While the Government wanted to fix trade margins on generic-generic and branded generics at 15 per cent for wholesalers and 35 per cent for retailers, some associations called for raising the margin upto 75 per cent in comparison to the brand leader, even as the National Pharmaceutical Pricing Authority (NPPA) preferred more consultations with the department on chalking out a feasible and fool-proof mechanism.
Over and above the conflicting stands, the industry bodies bargained for more time and insisting on further talks on the matter. As a consensus is hardly possible now, the Department now has to wait for long to take the industry along with it or should work out a formula in consultation with the NPPA, it is learnt.
The All India Organisation of Chemists and Druggists (AIOCD) has supported the proposed trade margin limits, but wanted the government to hold detailed discussions with the various stakeholders instead of implementing it unilaterally.
SME Pharma Industries Confederation (SPIC) suggested that 300 per cent mark-up on ex-factory price of a medicine be provided which would cover all expenses including proposed ceiling of trade margins. ``For calculation of ex-factory price of a medicine, the price of raw materials should be monitored every six months and published and manufacturers may be requested to file returns of their ex-factory prices on that basis for examination by the NPPA. For this purpose up-to-date custom data available may be utilised. Prices should be fixed with 300 per cent mark up on the ex-factory price reported by a company to the NPPA on the basis of price of raw materials published by the government on six monthly or a yearly basis,'' the SPIC has conveyed to the Government.
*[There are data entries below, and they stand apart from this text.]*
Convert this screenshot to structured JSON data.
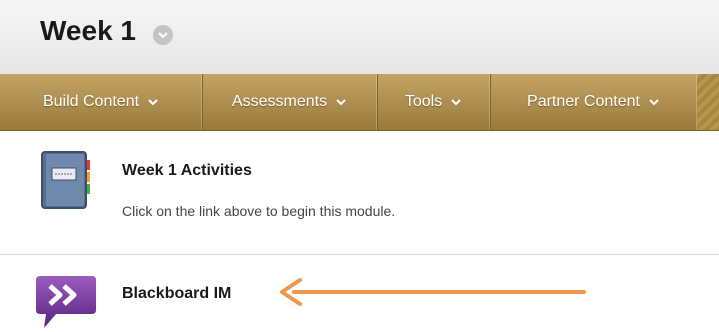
{
  "page": {
    "title": "Week 1"
  },
  "toolbar": {
    "items": [
      {
        "label": "Build Content"
      },
      {
        "label": "Assessments"
      },
      {
        "label": "Tools"
      },
      {
        "label": "Partner Content"
      }
    ]
  },
  "content": {
    "items": [
      {
        "title": "Week 1 Activities",
        "description": "Click on the link above to begin this module.",
        "icon": "module-notebook-icon"
      },
      {
        "title": "Blackboard IM",
        "icon": "blackboard-im-icon"
      }
    ]
  },
  "colors": {
    "toolbar_gold": "#b0904e",
    "annotation_arrow": "#f0954a",
    "im_purple": "#6a2e8e"
  }
}
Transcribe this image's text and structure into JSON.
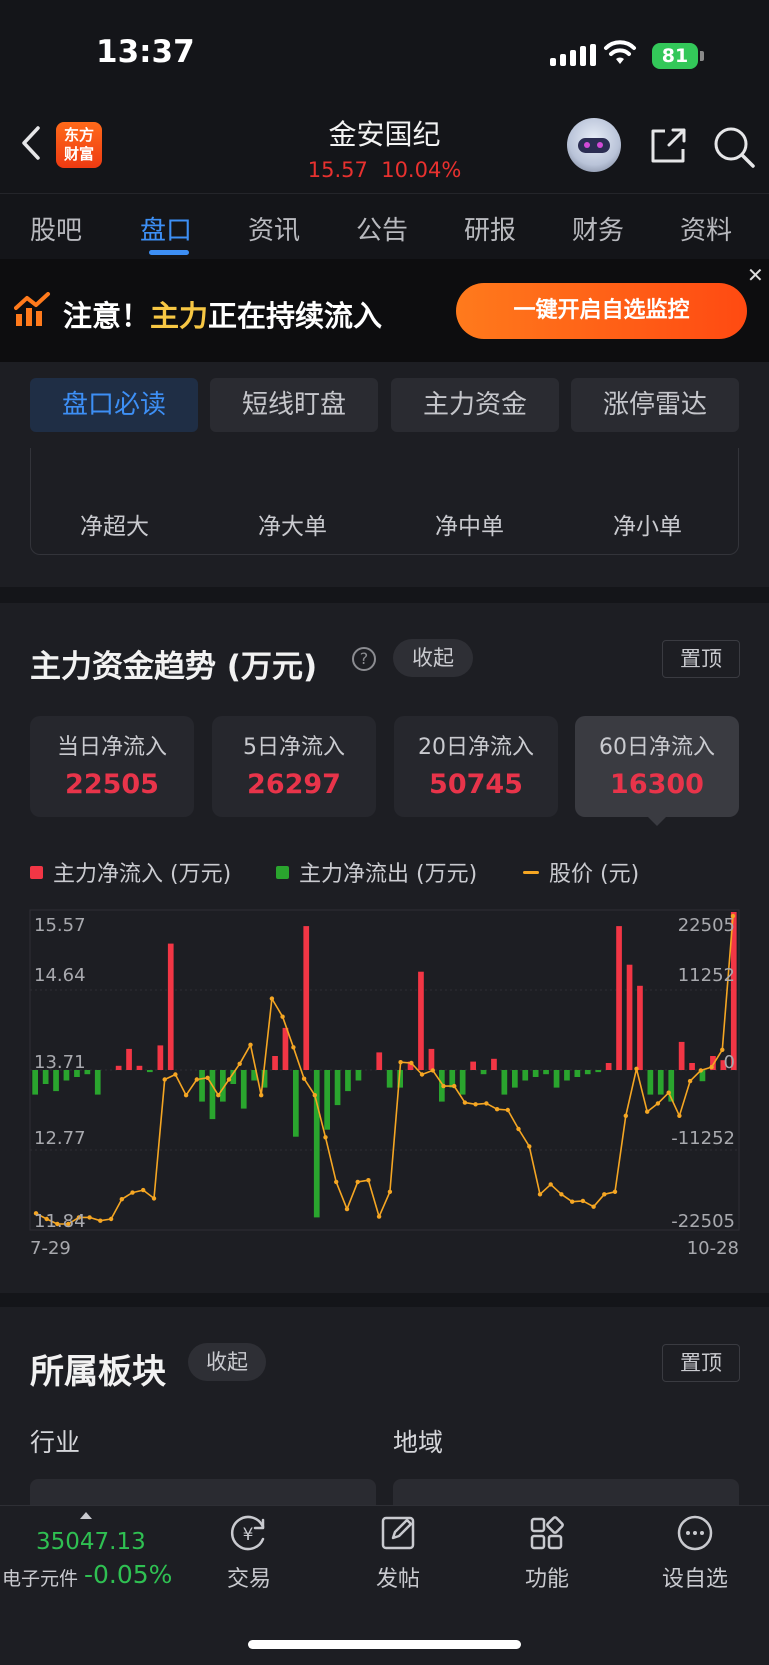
{
  "status": {
    "time": "13:37",
    "battery": "81"
  },
  "header": {
    "logo_line1": "东方",
    "logo_line2": "财富",
    "stock_name": "金安国纪",
    "price": "15.57",
    "change_pct": "10.04%"
  },
  "tabs": [
    {
      "label": "股吧",
      "active": false
    },
    {
      "label": "盘口",
      "active": true
    },
    {
      "label": "资讯",
      "active": false
    },
    {
      "label": "公告",
      "active": false
    },
    {
      "label": "研报",
      "active": false
    },
    {
      "label": "财务",
      "active": false
    },
    {
      "label": "资料",
      "active": false
    }
  ],
  "banner": {
    "text_prefix": "注意！",
    "text_highlight": "主力",
    "text_suffix": "正在持续流入",
    "button": "一键开启自选监控"
  },
  "subtabs": [
    {
      "label": "盘口必读",
      "active": true
    },
    {
      "label": "短线盯盘",
      "active": false
    },
    {
      "label": "主力资金",
      "active": false
    },
    {
      "label": "涨停雷达",
      "active": false
    }
  ],
  "flow_labels": [
    "净超大",
    "净大单",
    "净中单",
    "净小单"
  ],
  "trend": {
    "title": "主力资金趋势 (万元)",
    "collapse": "收起",
    "pin": "置顶",
    "cards": [
      {
        "label": "当日净流入",
        "value": "22505",
        "active": false
      },
      {
        "label": "5日净流入",
        "value": "26297",
        "active": false
      },
      {
        "label": "20日净流入",
        "value": "50745",
        "active": false
      },
      {
        "label": "60日净流入",
        "value": "16300",
        "active": true
      }
    ],
    "legend": {
      "inflow": "主力净流入 (万元)",
      "outflow": "主力净流出 (万元)",
      "price": "股价 (元)"
    },
    "colors": {
      "inflow": "#f23645",
      "outflow": "#2aa52e",
      "price": "#f5a623"
    }
  },
  "chart_data": {
    "type": "bar",
    "x_start": "7-29",
    "x_end": "10-28",
    "left_axis_ticks": [
      "15.57",
      "14.64",
      "13.71",
      "12.77",
      "11.84"
    ],
    "right_axis_ticks": [
      "22505",
      "11252",
      "0",
      "-11252",
      "-22505"
    ],
    "price_range": [
      11.84,
      15.57
    ],
    "flow_range": [
      -22505,
      22505
    ],
    "flows": [
      -3500,
      -2000,
      -3000,
      -1500,
      -1000,
      -600,
      -3500,
      0,
      600,
      3000,
      600,
      -300,
      3500,
      18000,
      0,
      0,
      -4500,
      -7000,
      -4500,
      -2000,
      -5500,
      -1500,
      -2500,
      2000,
      6000,
      -9500,
      20500,
      -21000,
      -8500,
      -5000,
      -3000,
      -1500,
      0,
      2500,
      -2500,
      -2500,
      1200,
      14000,
      3000,
      -4500,
      -2500,
      -3500,
      1200,
      -600,
      1600,
      -3500,
      -2500,
      -1500,
      -1000,
      -600,
      -2500,
      -1500,
      -1000,
      -600,
      -300,
      1000,
      20500,
      15000,
      12000,
      -3500,
      -3500,
      -4500,
      4000,
      1000,
      -1600,
      2000,
      1400,
      22500
    ],
    "prices": [
      11.97,
      11.9,
      11.84,
      11.84,
      11.92,
      11.92,
      11.88,
      11.9,
      12.14,
      12.22,
      12.25,
      12.15,
      13.59,
      13.65,
      13.4,
      13.59,
      13.61,
      13.4,
      13.59,
      13.78,
      14.01,
      13.4,
      14.57,
      14.35,
      13.98,
      13.6,
      13.4,
      12.89,
      12.35,
      12.02,
      12.35,
      12.37,
      11.93,
      12.23,
      13.8,
      13.79,
      13.65,
      13.7,
      13.51,
      13.51,
      13.31,
      13.29,
      13.3,
      13.23,
      13.22,
      12.99,
      12.78,
      12.2,
      12.32,
      12.2,
      12.11,
      12.12,
      12.05,
      12.2,
      12.23,
      13.15,
      13.72,
      13.2,
      13.3,
      13.43,
      13.15,
      13.57,
      13.7,
      13.74,
      13.95,
      15.57
    ]
  },
  "sectors": {
    "title": "所属板块",
    "collapse": "收起",
    "pin": "置顶",
    "industry_head": "行业",
    "region_head": "地域"
  },
  "bottom": {
    "index_value": "35047.13",
    "index_name": "电子元件",
    "index_change": "-0.05%",
    "items": [
      {
        "label": "交易",
        "icon": "yuan-refresh-icon"
      },
      {
        "label": "发帖",
        "icon": "edit-icon"
      },
      {
        "label": "功能",
        "icon": "grid-icon"
      },
      {
        "label": "设自选",
        "icon": "more-icon"
      }
    ]
  }
}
The other way out is that the price of generic-generic and branded generic medicines may be fixed at 50 per cent of the price of brand leader in that group. Brand leader may be identified on the basis of maximum turnover in its group as reported in ORG, a SPIC leader said. The Confederation of Indian Pharmaceutical Industries is also in favour of 300 per cent mark-up on ex-factory prices or fixing prices at 75 per cent of the brand leader.
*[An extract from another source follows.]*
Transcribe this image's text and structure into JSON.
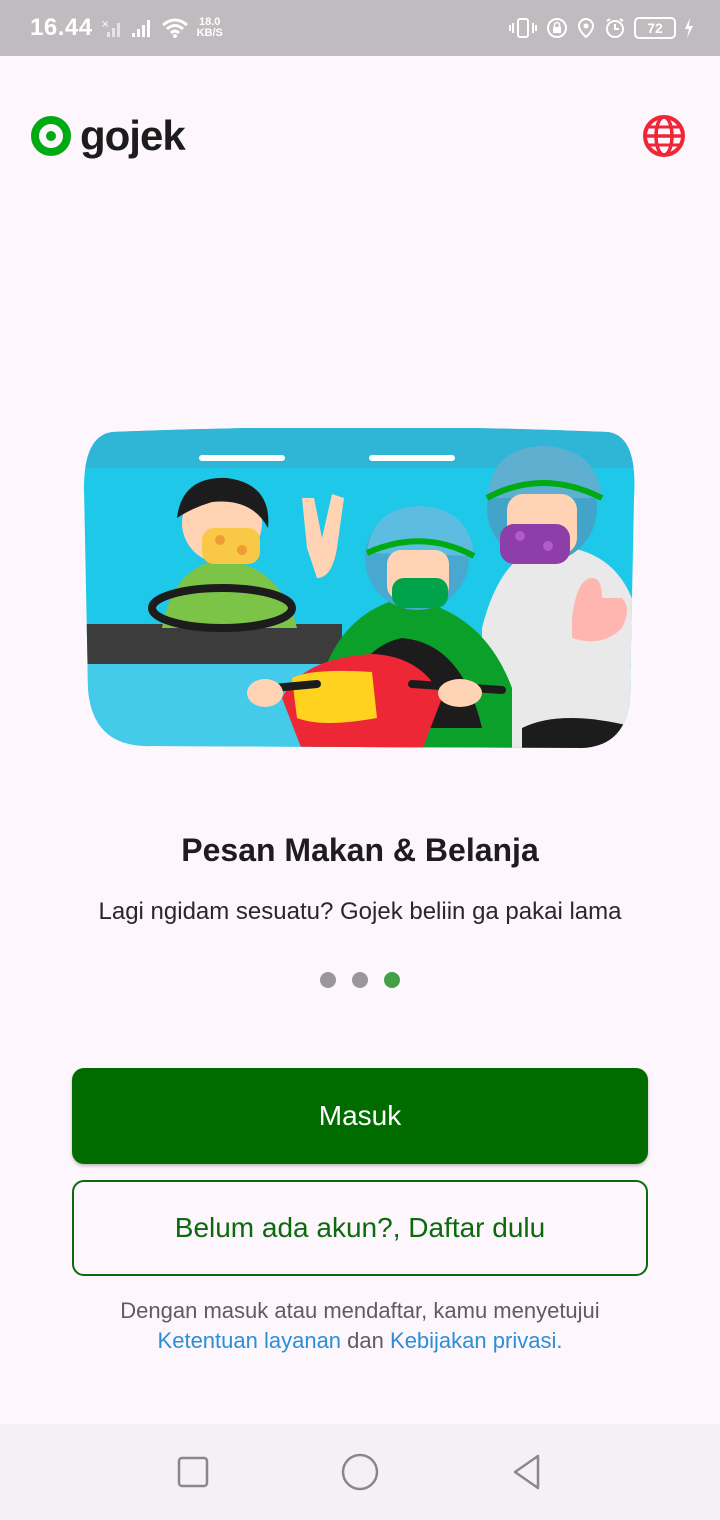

However, Indian Drug Manufacturers Association (IDMA) has strongly opposed any sort of cost-based price control. Claiming that high percentage of trade margins was only in respect of a few medicines, IDMA advised the government to impose ceiling on trade margins on a molecule to molecule basis, instead of clamping it in general.
"In some cases, trade margins are lower than the proposed limits and if the proposal is implemented, manufacturers will be forced to offer higher trade margins and in that case prices of medicines may increase. The MRP in respect of generic-generic should be fixed at 70 per cent of brand leader identified on the basis of its turnover as per ORG,'' it suggested.
It is learnt that the NPPA is against the 300 per cent mark-up on ex-factory cost or fixing of price at 70 per cent of the brand leader. If brand leader was identified on the basis of turnover as reported in ORG may lead to anomalies in prices since in some cases there is wide gap in the ex-factory costs and MRP printed on the label. Besides, new medicines are being introduced at very high prices, according to the NPPA.
The Government was planning to impose ceiling on trade margins after the voluntary cut in the MRP promised by the companies on 886 drugs. Most of these medicines were either not available at reduced prices or their production has been discontinued, the government sources said.